As so often, I wake up praying that this day will be the morning I wake up from my nightmare and find my husband sleeping sweetly beside me ,but it is not. I search to find some hope and comfort in my sorrow. I ,too find that Christian music helps. The words of of promises and love of our Lord fill my crying mind with hope. I am so thankful for this blessing. At this very moment I am listening to the radio and reading words of love from other widows through my tears. I have only been widowed for four months. It still does not seem real and I still am praying it is not. I am trying to keep my faith strong. Thank you all for the support offered in Christian love.
What a beautiful piece, Julie! Thanks for sharing! I have passed it on. Very useful for widows…and even non-widows.
Melba,
I’m praying for you right this second and trusting God to continue to fill you with blessings of peace and hope. I remember those days of thinking I’d wake up from my nightmare too…my faith got me through those many long and lonely nights and months.

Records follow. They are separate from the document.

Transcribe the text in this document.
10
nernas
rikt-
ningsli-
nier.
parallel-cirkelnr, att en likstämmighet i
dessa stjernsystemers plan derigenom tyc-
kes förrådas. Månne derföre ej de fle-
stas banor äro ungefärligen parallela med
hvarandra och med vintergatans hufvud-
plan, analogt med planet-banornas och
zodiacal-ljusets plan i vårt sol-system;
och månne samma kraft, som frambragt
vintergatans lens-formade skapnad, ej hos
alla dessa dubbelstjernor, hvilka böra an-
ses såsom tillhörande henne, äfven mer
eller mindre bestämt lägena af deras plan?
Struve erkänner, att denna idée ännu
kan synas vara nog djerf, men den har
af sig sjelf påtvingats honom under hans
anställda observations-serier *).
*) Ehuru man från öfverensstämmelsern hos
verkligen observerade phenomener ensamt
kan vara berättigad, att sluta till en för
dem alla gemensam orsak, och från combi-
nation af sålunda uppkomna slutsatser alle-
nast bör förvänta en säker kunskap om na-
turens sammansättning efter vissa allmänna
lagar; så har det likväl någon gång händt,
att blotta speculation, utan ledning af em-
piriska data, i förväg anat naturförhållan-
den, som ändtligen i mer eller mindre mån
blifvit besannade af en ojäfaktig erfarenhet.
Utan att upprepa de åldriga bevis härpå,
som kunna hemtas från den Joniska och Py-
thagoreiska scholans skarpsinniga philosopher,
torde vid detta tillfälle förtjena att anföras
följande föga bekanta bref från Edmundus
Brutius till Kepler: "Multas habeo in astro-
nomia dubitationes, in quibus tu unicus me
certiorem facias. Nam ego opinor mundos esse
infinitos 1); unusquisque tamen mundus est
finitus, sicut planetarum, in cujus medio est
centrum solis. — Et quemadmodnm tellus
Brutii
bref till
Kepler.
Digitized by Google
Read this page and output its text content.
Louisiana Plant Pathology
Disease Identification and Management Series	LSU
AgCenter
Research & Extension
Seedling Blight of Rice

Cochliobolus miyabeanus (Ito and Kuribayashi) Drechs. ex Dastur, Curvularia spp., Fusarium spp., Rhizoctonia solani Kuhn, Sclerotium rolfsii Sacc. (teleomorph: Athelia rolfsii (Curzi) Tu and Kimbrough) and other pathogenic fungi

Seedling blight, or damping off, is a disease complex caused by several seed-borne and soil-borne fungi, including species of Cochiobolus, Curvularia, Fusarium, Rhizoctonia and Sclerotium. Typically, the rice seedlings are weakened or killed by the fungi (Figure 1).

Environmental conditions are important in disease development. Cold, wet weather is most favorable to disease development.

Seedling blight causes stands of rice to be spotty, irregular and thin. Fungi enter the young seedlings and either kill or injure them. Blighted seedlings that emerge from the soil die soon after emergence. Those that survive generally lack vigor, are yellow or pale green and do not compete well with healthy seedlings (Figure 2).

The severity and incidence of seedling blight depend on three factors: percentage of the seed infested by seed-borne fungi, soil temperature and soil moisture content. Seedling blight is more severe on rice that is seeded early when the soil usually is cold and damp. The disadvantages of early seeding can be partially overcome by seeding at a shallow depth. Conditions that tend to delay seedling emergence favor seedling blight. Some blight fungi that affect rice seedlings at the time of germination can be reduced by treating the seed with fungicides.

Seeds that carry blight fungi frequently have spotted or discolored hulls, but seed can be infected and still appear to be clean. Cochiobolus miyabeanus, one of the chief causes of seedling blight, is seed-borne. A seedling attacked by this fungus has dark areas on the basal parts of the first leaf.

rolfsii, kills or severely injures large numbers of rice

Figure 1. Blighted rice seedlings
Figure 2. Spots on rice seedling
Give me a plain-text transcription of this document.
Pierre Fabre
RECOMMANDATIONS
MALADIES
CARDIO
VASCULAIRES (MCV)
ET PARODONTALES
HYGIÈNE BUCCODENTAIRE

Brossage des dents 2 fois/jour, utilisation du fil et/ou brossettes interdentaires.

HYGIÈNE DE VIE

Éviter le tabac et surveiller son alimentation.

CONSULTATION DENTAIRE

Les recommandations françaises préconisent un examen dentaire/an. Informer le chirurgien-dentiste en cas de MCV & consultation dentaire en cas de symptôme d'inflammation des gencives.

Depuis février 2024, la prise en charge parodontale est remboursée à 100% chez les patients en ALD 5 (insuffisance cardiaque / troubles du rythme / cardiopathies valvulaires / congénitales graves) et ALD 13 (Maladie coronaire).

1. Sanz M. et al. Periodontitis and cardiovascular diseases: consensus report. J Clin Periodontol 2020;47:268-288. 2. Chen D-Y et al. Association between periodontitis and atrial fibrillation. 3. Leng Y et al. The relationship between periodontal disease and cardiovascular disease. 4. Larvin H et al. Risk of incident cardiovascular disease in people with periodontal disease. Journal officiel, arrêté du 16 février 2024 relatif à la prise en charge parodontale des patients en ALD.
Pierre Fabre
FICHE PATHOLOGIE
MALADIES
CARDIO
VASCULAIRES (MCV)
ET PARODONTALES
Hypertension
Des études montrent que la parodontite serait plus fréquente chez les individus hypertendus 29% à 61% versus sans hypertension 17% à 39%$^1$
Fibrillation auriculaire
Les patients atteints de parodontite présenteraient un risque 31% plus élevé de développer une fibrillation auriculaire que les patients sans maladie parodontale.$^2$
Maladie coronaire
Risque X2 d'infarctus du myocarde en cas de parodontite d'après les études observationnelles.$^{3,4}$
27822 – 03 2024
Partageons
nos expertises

I’m glad that you have found our site and that the words and love shared between all of us is helping you. A BIG cyber (((HUG))) to you!
Liz-
Thank you for your kind words and for sharing our site with others. A lot of the posts could help non-widows as well, I agree! Thanks again for sharing God’s love and healing with your friends.
Julie
I just want you all to know that I have been following awidowsmight for over a year now. And as a non-widow, I have found many of the posts helpful to me. I am a 28-year-old never married single, and when I am struggling with keeping my faith despite the pain of singleness, I often go to your website for encouragement, because I cannot find any blog for single, never marrieds on Proverbs 31 ministries website. When I see how you all can encourage one another and continue on despite the fact that you have lost your husbands, I find courage to continue on even though it seems I may never get married.
Thank you Nancy. I will now retrieve the Mercy Me CD. My brothers wife shared this with me. Oh how I need to collide.